Mullins observed an ‘early mover’ advantage for the first few pension schemes to transact with a new entrant in the buy-in market, “as the insurer accepts a lower margin to help build up its credibility”.
He continued, “At the larger, multi-billion pound end of the market, more insurers are demonstrating that they have the capability and appetite to complete record-breaking transaction sizes.
“Insurers also currently have access to a large amount of capital, which increases their capacity for transactions of all sizes. This gives the potential for all insurers to complete record transaction volumes during 2024.”
According to Mullins, 2023 saw the first superfund transaction, with more in the pipeline in 2024. He said that this, along with increased activity for capital-backed journey plans, has given the firm reason to see 2024 as a “coming of age” year for the alternative risk transfer market.

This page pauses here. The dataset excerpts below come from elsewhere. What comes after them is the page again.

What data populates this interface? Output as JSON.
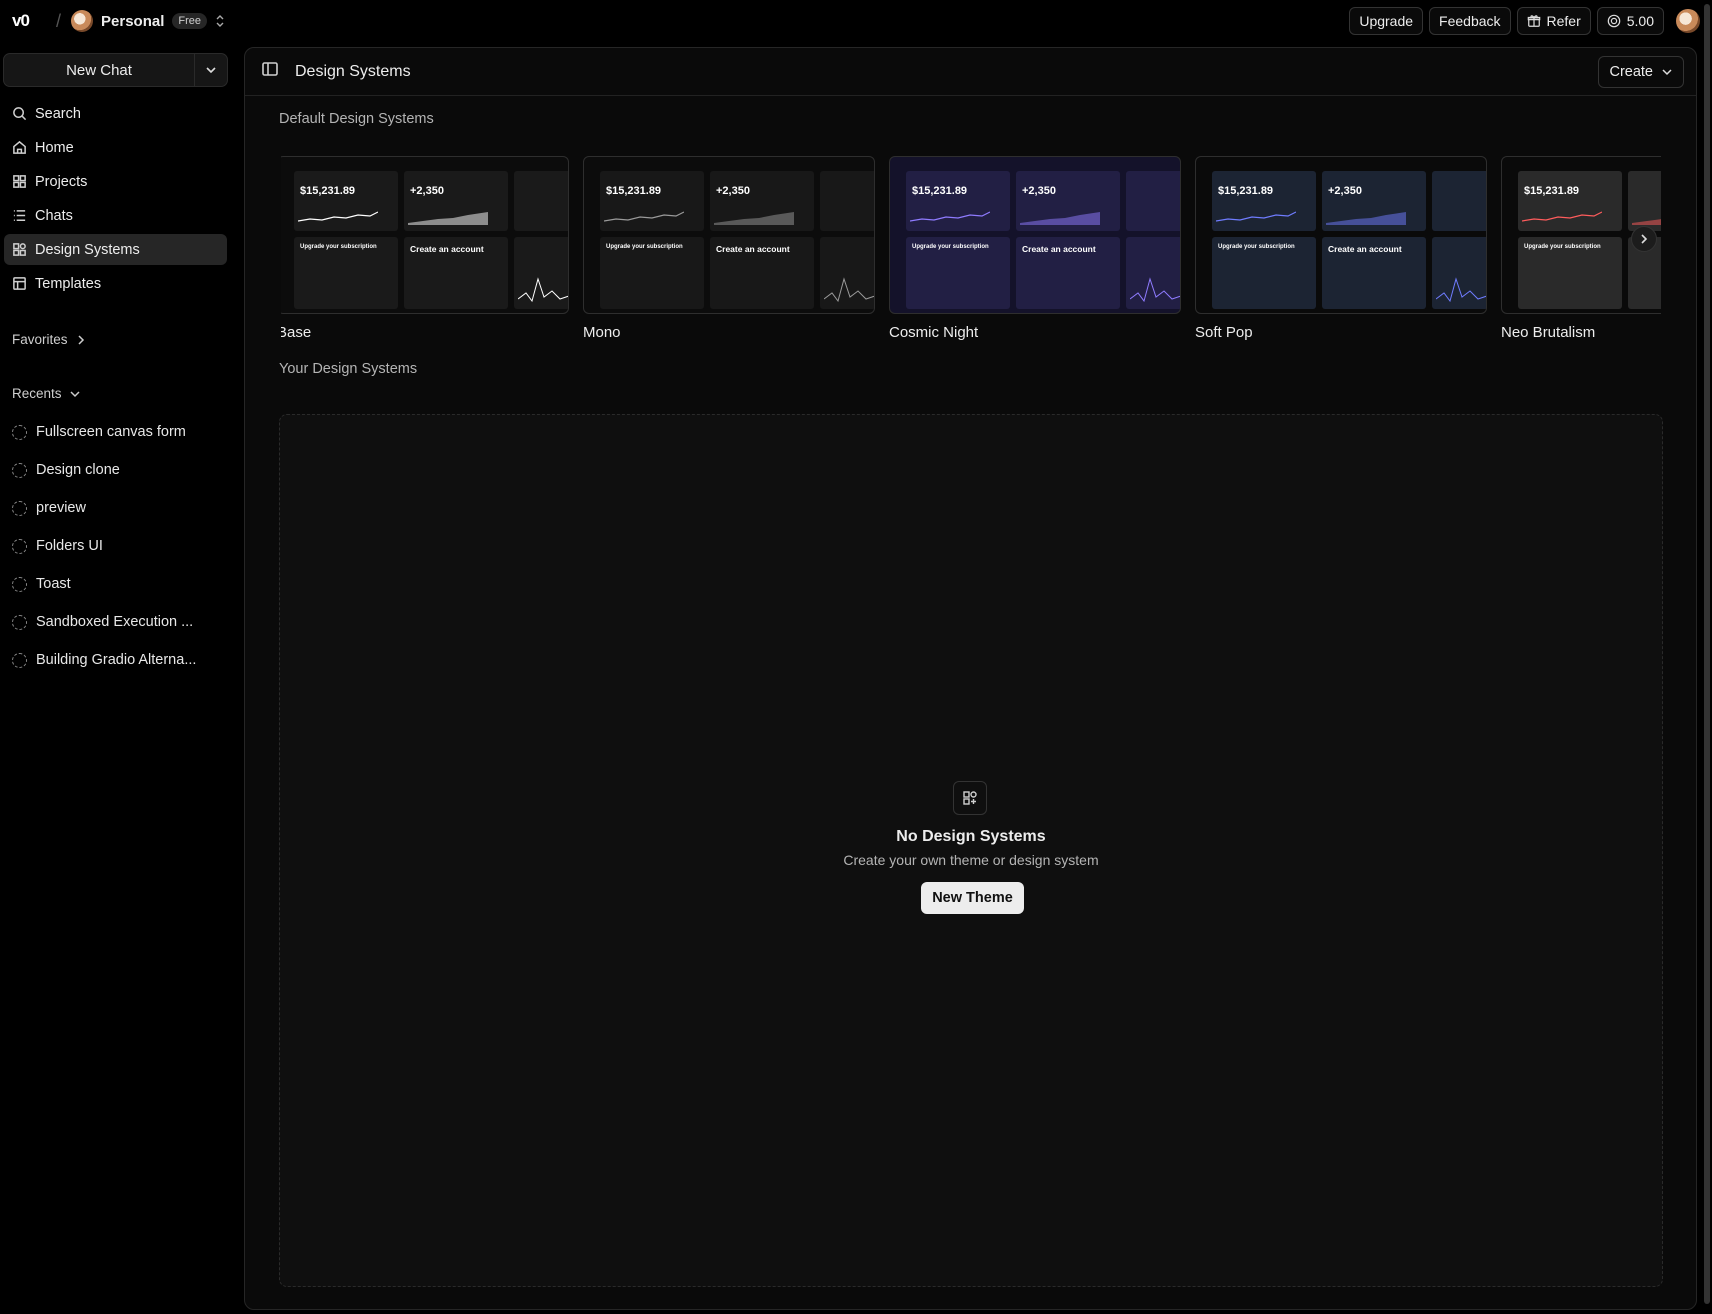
{
  "topbar": {
    "logo": "v0",
    "separator": "/",
    "team_name": "Personal",
    "plan_badge": "Free",
    "buttons": {
      "upgrade": "Upgrade",
      "feedback": "Feedback",
      "refer": "Refer",
      "credits": "5.00"
    }
  },
  "sidebar": {
    "new_chat": "New Chat",
    "nav": [
      {
        "label": "Search",
        "icon": "search-icon"
      },
      {
        "label": "Home",
        "icon": "home-icon"
      },
      {
        "label": "Projects",
        "icon": "grid-icon"
      },
      {
        "label": "Chats",
        "icon": "list-icon"
      },
      {
        "label": "Design Systems",
        "icon": "design-systems-icon",
        "active": true
      },
      {
        "label": "Templates",
        "icon": "template-icon"
      }
    ],
    "favorites_label": "Favorites",
    "recents_label": "Recents",
    "recents": [
      "Fullscreen canvas form",
      "Design clone",
      "preview",
      "Folders UI",
      "Toast",
      "Sandboxed Execution ...",
      "Building Gradio Alterna..."
    ]
  },
  "main": {
    "title": "Design Systems",
    "create_label": "Create",
    "default_title": "Default Design Systems",
    "default_systems": [
      {
        "name": "Base",
        "bg": "#0c0c0c",
        "panel": "#1a1a1a",
        "accent": "#ffffff",
        "thumb": {
          "revenue": "$15,231.89",
          "subs": "+2,350",
          "upgrade": "Upgrade your subscription",
          "account": "Create an account"
        }
      },
      {
        "name": "Mono",
        "bg": "#0c0c0c",
        "panel": "#181818",
        "accent": "#9a9a9a",
        "thumb": {
          "revenue": "$15,231.89",
          "subs": "+2,350",
          "upgrade": "Upgrade your subscription",
          "account": "Create an account"
        }
      },
      {
        "name": "Cosmic Night",
        "bg": "#14122a",
        "panel": "#221f44",
        "accent": "#8f7bff",
        "thumb": {
          "revenue": "$15,231.89",
          "subs": "+2,350",
          "upgrade": "Upgrade your subscription",
          "account": "Create an account"
        }
      },
      {
        "name": "Soft Pop",
        "bg": "#0a0a0a",
        "panel": "#1c2433",
        "accent": "#6f7cff",
        "thumb": {
          "revenue": "$15,231.89",
          "subs": "+2,350",
          "upgrade": "Upgrade your subscription",
          "account": "Create an account"
        }
      },
      {
        "name": "Neo Brutalism",
        "bg": "#0a0a0a",
        "panel": "#2a2a2a",
        "accent": "#ff5c5c",
        "thumb": {
          "revenue": "$15,231.89",
          "subs": "",
          "upgrade": "Upgrade your subscription",
          "account": ""
        }
      }
    ],
    "yours_title": "Your Design Systems",
    "empty": {
      "title": "No Design Systems",
      "subtitle": "Create your own theme or design system",
      "button": "New Theme"
    }
  }
}
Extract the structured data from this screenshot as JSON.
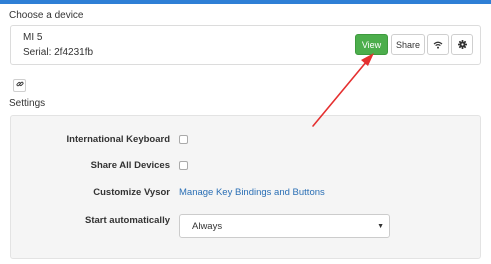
{
  "header": {
    "choose_device_label": "Choose a device"
  },
  "device": {
    "name": "MI 5",
    "serial": "Serial: 2f4231fb",
    "actions": {
      "view_label": "View",
      "share_label": "Share",
      "wifi_icon": "wifi-icon",
      "settings_icon": "gear-icon"
    }
  },
  "link_icon": "link-icon",
  "settings": {
    "title": "Settings",
    "rows": [
      {
        "label": "International Keyboard",
        "type": "checkbox",
        "checked": false
      },
      {
        "label": "Share All Devices",
        "type": "checkbox",
        "checked": false
      },
      {
        "label": "Customize Vysor",
        "type": "link",
        "link_text": "Manage Key Bindings and Buttons"
      },
      {
        "label": "Start automatically",
        "type": "select",
        "value": "Always"
      }
    ]
  },
  "colors": {
    "top_bar": "#2e7fd6",
    "view_button": "#4cae4c",
    "link": "#2a6fb5",
    "annotation_arrow": "#e53030"
  }
}
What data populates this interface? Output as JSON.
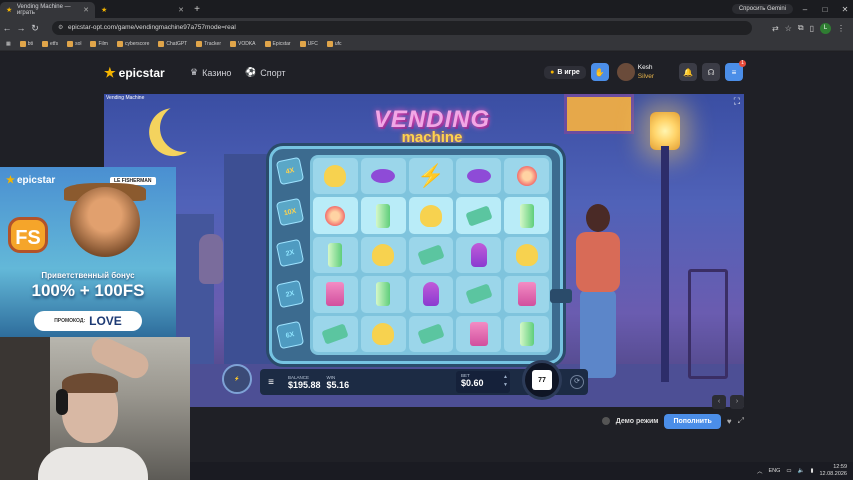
{
  "browser": {
    "tabs": [
      {
        "title": "Vending Machine — играть",
        "active": true
      },
      {
        "title": "",
        "active": false
      }
    ],
    "new_tab": "+",
    "ask_gemini": "Спросить Gemini",
    "url": "epicstar-opt.com/game/vendingmachine97a757mode=real",
    "profile_letter": "L",
    "bookmarks": [
      "bti",
      "etfs",
      "sol",
      "Film",
      "cyberscore",
      "ChatGPT",
      "Tracker",
      "VODKA",
      "Epicstar",
      "UFC",
      "ufc"
    ]
  },
  "site": {
    "logo": "epicstar",
    "nav": [
      {
        "label": "Казино",
        "icon": "crown-icon"
      },
      {
        "label": "Спорт",
        "icon": "ball-icon"
      }
    ],
    "in_game_label": "В игре",
    "user": {
      "name": "Kesh",
      "rank": "Silver"
    },
    "notification_count": "1"
  },
  "game": {
    "small_title": "Vending Machine",
    "title_top": "VENDING",
    "title_bottom": "machine",
    "multipliers": [
      "4X",
      "10X",
      "2X",
      "2X",
      "6X"
    ],
    "reels": [
      [
        "cheese",
        "candy",
        "bolt",
        "candy",
        "lolli"
      ],
      [
        "lolli",
        "can",
        "cheese",
        "cash",
        "can"
      ],
      [
        "can",
        "cheese",
        "cash",
        "ice",
        "cheese"
      ],
      [
        "milk",
        "can",
        "ice",
        "cash",
        "milk"
      ],
      [
        "cash",
        "cheese",
        "cash",
        "milk",
        "can"
      ]
    ],
    "balance_label": "BALANCE",
    "balance": "$195.88",
    "win_label": "WIN",
    "win": "$5.16",
    "bet_label": "BET",
    "bet": "$0.60",
    "spin_count": "77"
  },
  "footer": {
    "demo_label": "Демо режим",
    "deposit_label": "Пополнить"
  },
  "promo": {
    "logo": "epicstar",
    "tag": "LE FISHERMAN",
    "badge": "FS",
    "welcome": "Приветственный бонус",
    "offer": "100% + 100FS",
    "code_label": "ПРОМОКОД:",
    "code": "LOVE"
  },
  "taskbar": {
    "lang": "ENG",
    "time": "12:59",
    "date": "12.08.2026"
  }
}
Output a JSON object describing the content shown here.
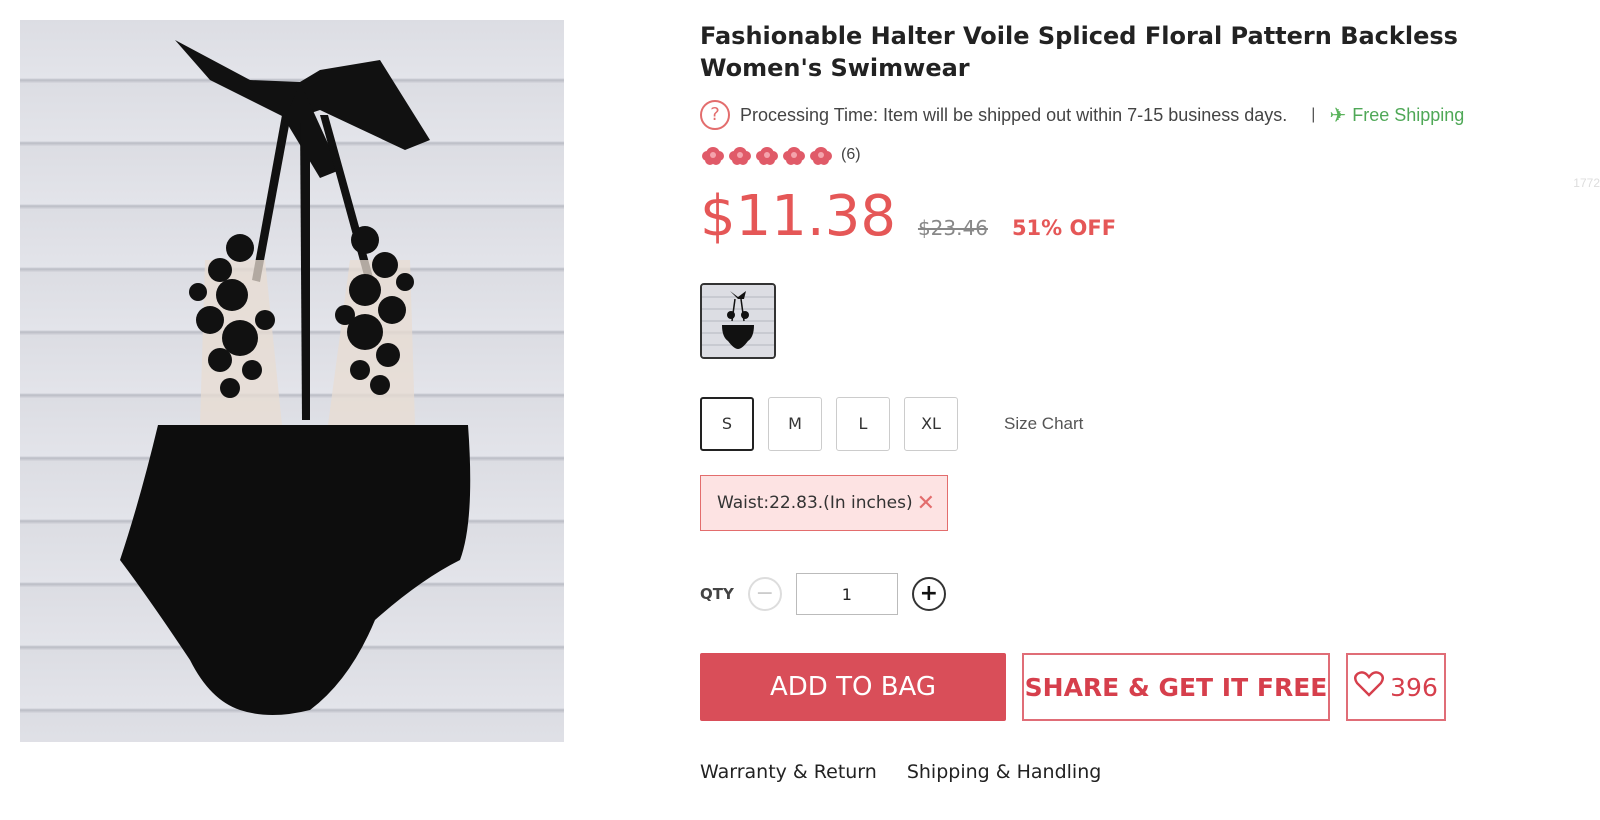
{
  "product": {
    "title": "Fashionable Halter Voile Spliced Floral Pattern Backless Women's Swimwear",
    "image_alt": "black halter swimsuit on white wood planks"
  },
  "shipping": {
    "processing_icon": "question-icon",
    "processing_glyph": "?",
    "processing_text": "Processing Time: Item will be shipped out within 7-15 business days.",
    "separator": "|",
    "free_shipping_icon": "plane-icon",
    "free_shipping_glyph": "✈",
    "free_shipping_text": "Free Shipping"
  },
  "rating": {
    "stars": 5,
    "star_icon": "rose-icon",
    "review_count": "(6)",
    "ghost_number": "1772"
  },
  "pricing": {
    "price": "$11.38",
    "original_price": "$23.46",
    "discount": "51% OFF",
    "accent_color": "#e55757"
  },
  "sizes": {
    "options": [
      "S",
      "M",
      "L",
      "XL"
    ],
    "selected": "S",
    "size_chart_label": "Size Chart",
    "note": "Waist:22.83.(In inches)",
    "note_close_glyph": "✕"
  },
  "quantity": {
    "label": "QTY",
    "value": "1",
    "minus_glyph": "−",
    "plus_glyph": "+"
  },
  "actions": {
    "add_to_bag": "ADD TO BAG",
    "share": "SHARE & GET IT FREE",
    "favorites_count": "396",
    "button_color": "#d94e59"
  },
  "tabs": [
    "Warranty & Return",
    "Shipping & Handling"
  ]
}
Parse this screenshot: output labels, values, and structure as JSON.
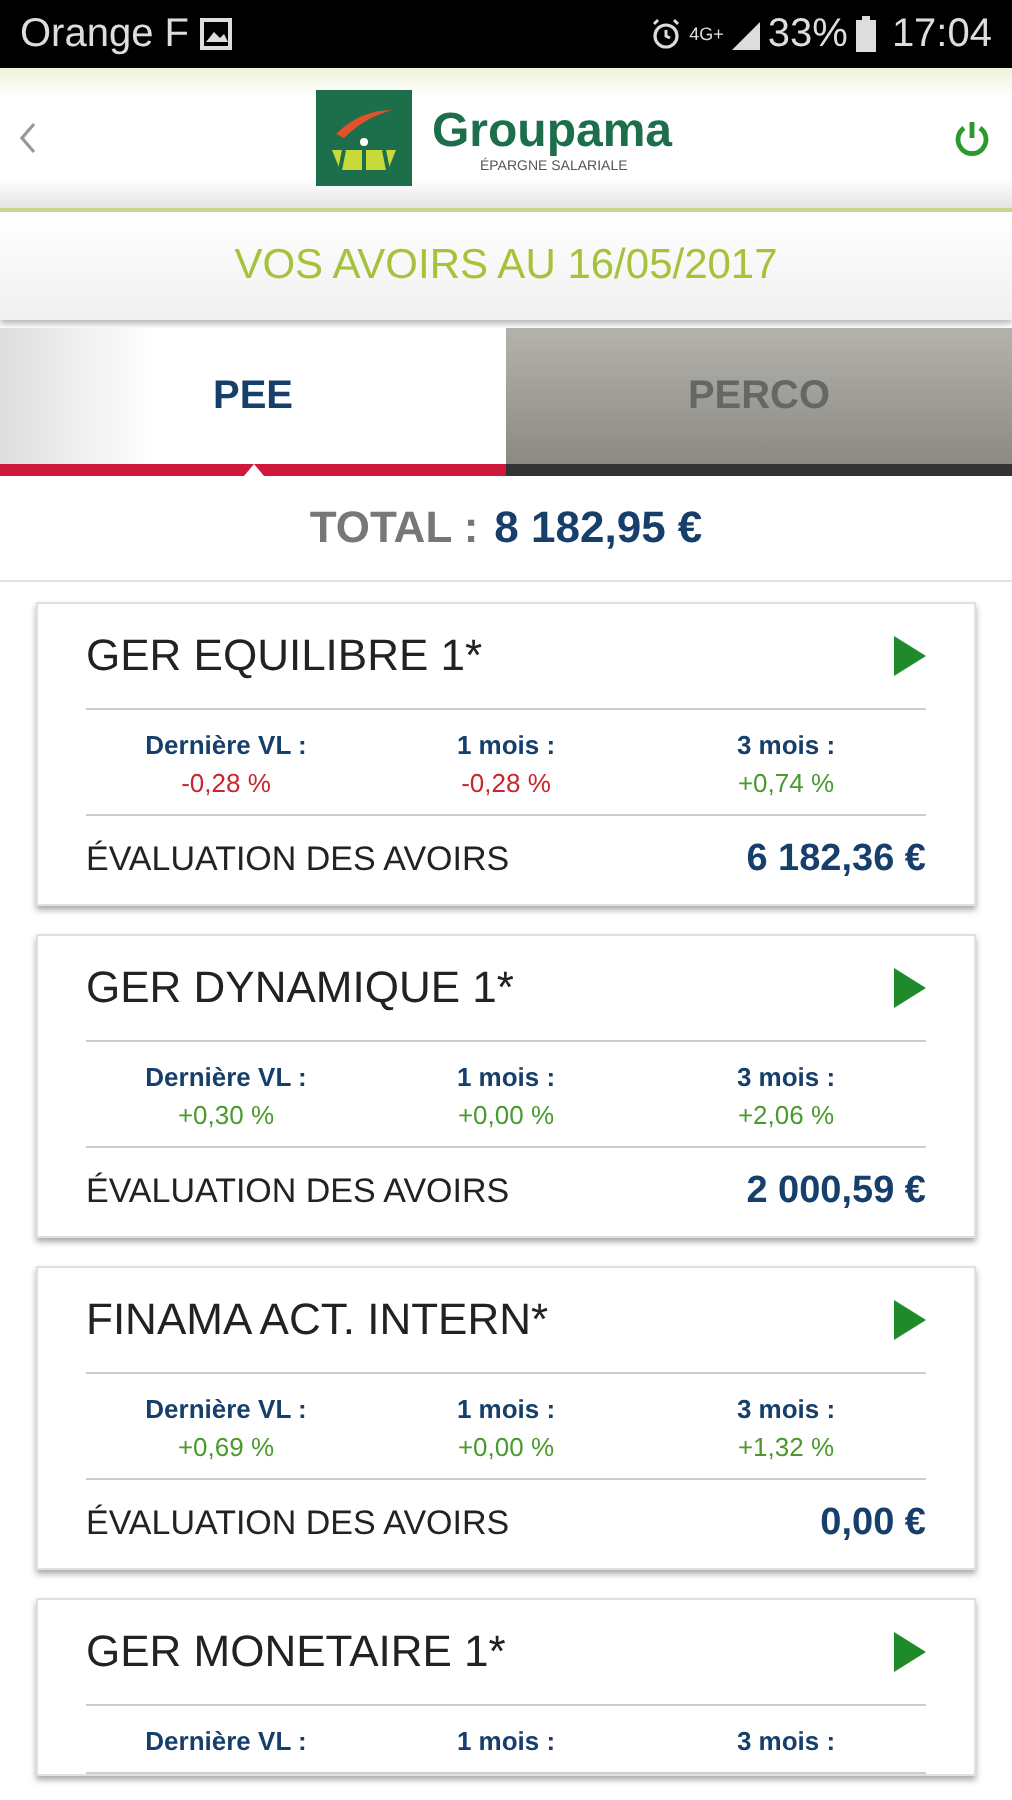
{
  "status_bar": {
    "carrier": "Orange F",
    "network": "4G+",
    "battery": "33%",
    "time": "17:04"
  },
  "header": {
    "brand": "Groupama",
    "subtitle": "ÉPARGNE SALARIALE"
  },
  "banner": "VOS AVOIRS AU 16/05/2017",
  "tabs": [
    {
      "label": "PEE",
      "selected": true
    },
    {
      "label": "PERCO",
      "selected": false
    }
  ],
  "total": {
    "label": "TOTAL :",
    "value": "8 182,95 €"
  },
  "funds": [
    {
      "name": "GER EQUILIBRE 1*",
      "stats": [
        {
          "label": "Dernière VL :",
          "value": "-0,28 %",
          "color": "#c8262e"
        },
        {
          "label": "1 mois :",
          "value": "-0,28 %",
          "color": "#c8262e"
        },
        {
          "label": "3 mois :",
          "value": "+0,74 %",
          "color": "#4a9a2e"
        }
      ],
      "evaluation_label": "ÉVALUATION DES AVOIRS",
      "evaluation": "6 182,36 €"
    },
    {
      "name": "GER DYNAMIQUE 1*",
      "stats": [
        {
          "label": "Dernière VL :",
          "value": "+0,30 %",
          "color": "#4a9a2e"
        },
        {
          "label": "1 mois :",
          "value": "+0,00 %",
          "color": "#4a9a2e"
        },
        {
          "label": "3 mois :",
          "value": "+2,06 %",
          "color": "#4a9a2e"
        }
      ],
      "evaluation_label": "ÉVALUATION DES AVOIRS",
      "evaluation": "2 000,59 €"
    },
    {
      "name": "FINAMA ACT. INTERN*",
      "stats": [
        {
          "label": "Dernière VL :",
          "value": "+0,69 %",
          "color": "#4a9a2e"
        },
        {
          "label": "1 mois :",
          "value": "+0,00 %",
          "color": "#4a9a2e"
        },
        {
          "label": "3 mois :",
          "value": "+1,32 %",
          "color": "#4a9a2e"
        }
      ],
      "evaluation_label": "ÉVALUATION DES AVOIRS",
      "evaluation": "0,00 €"
    },
    {
      "name": "GER MONETAIRE 1*",
      "stats": [
        {
          "label": "Dernière VL :"
        },
        {
          "label": "1 mois :"
        },
        {
          "label": "3 mois :"
        }
      ]
    }
  ]
}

He added, “We also expect to see more use of innovation, such as captive insurance solutions. These allow the sponsoring employer to benefit as the pension scheme runs-off within an insurance wrapper.
“So, if last year’s story was about the rapid increase in demand from pension schemes, this year’s will be about increased supply from the insurers and alternative risk transfer providers.”
Mullins concluded, “Existing and new insurers have geared up well for at least £50bn a year being the new normal for buy-in volumes. Indeed, our projections indicate that buy-in volumes will be at least £50bn every year for the remainder of the decade.
“To meet this increased demand and in preparation for these changes, we grew our team by a third last year and have now led risk transfer transactions totalling over £30bn, including 25 transactions with FTSE100 sponsors.”